Türkiye ‘ne alakası var’ sorusunun karşılık bulamayacağı bir ülkedir. Çünkü kapalı kapılar ardında alınan kararlar ile Türkiye’de şike, bahis ve envai çeşit iş yapılmıştır ve yapılmaya devam etmektedir. Siyasilerin desteklediği, yatırım yaptıkları, öne çıkarttıkları ya da şampiyon yaptıkları kulüpler hep var olmuştur.  

2020’nin Başakşehir’inin tüm bunlardan bağımsız ne özelliği vardır?

Kulüpler için ziyadesiyle örnek bulunabilir. Ancak bu işin bir de federasyon tarafı vardır. Federasyonlar siyasi ilişkilerin ve gerilimlerin adreslerinden birisidir. Haluk Ulusoy hatırlanacaktır. Siyasetin zirvesinin o dönemde Haluk Ulusoy’un başkanlığına ilişkin kimi rezervleri vardır.  Önce olmayan bir kural, yani ‘üniversite mezunu olma’ şartı getirilir ve Ulusoy’un adaylığı engellenir. 

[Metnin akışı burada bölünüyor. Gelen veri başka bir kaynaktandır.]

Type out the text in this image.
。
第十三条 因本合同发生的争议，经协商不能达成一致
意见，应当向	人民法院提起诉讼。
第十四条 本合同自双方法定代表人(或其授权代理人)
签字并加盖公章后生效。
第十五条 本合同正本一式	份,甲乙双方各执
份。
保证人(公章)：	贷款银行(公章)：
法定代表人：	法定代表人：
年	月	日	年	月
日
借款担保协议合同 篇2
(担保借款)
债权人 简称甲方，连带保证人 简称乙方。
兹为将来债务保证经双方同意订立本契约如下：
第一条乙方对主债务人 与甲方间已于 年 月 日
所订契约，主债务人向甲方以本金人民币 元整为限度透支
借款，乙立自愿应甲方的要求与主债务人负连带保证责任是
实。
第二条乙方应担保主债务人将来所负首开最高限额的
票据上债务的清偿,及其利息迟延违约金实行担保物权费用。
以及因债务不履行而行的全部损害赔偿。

Karar hızlıca mahkemelik olur ve geri alınırken, tartışmalar bitmez. Zamanın spordan sorumlu devlet bakanı Mehmet Ali Şahin, “Federasyon başkanı üniversite mezunu olmalıdır, mahkemeyi yadırgadım” der. 19-20 Ocak 2006 tarihleridir. Ayhan Bermek ismi ön plana çıkartılmaya başlanmıştır. Kadrosunda önemli isimler vardır ve fakat Hasan Doğan öne çıkar. Çünkü Tayyip Erdoğan ile bağı aşikârdır.

Bakan Mehmet Ali Şahin, Ulusoy seçilirse Teftiş Kurulu’nu toplayacağını söyler. Ortam gerilmiştir ve taraflaşma eğilimleri vardır. Melih Gökçek ve dönemin Trabzonspor başkanı Nuri Albayrak, Haluk Ulusoy’u destekleyeceğini açık ettikten sonra, dönemin Radikal gazetesi spor yazarı İbrahim Altınsay köşesinde şöyle yazar:

“Federasyon seçimleri, ‘Ak Parti hükümeti-Ak Parti teşkilatı’ maçı oldu. Trabzonspor'un tavrına bakın, anlayın. Bu maç cumhurbaşkanlığı seçimlerinde, bakan değişikliklerinde devam eder gözüküyor. Ayrıca iktidarın bir süre sonra kendini yemeye başladığının da kanıtı... "Odunu koysam seçtiririm" olmuyor yani. Bu arada Ak Parti, Trabzon'u kazanmış olabilir. Gelecek sezon da Trabzonspor bir şeyler kazanabilir...”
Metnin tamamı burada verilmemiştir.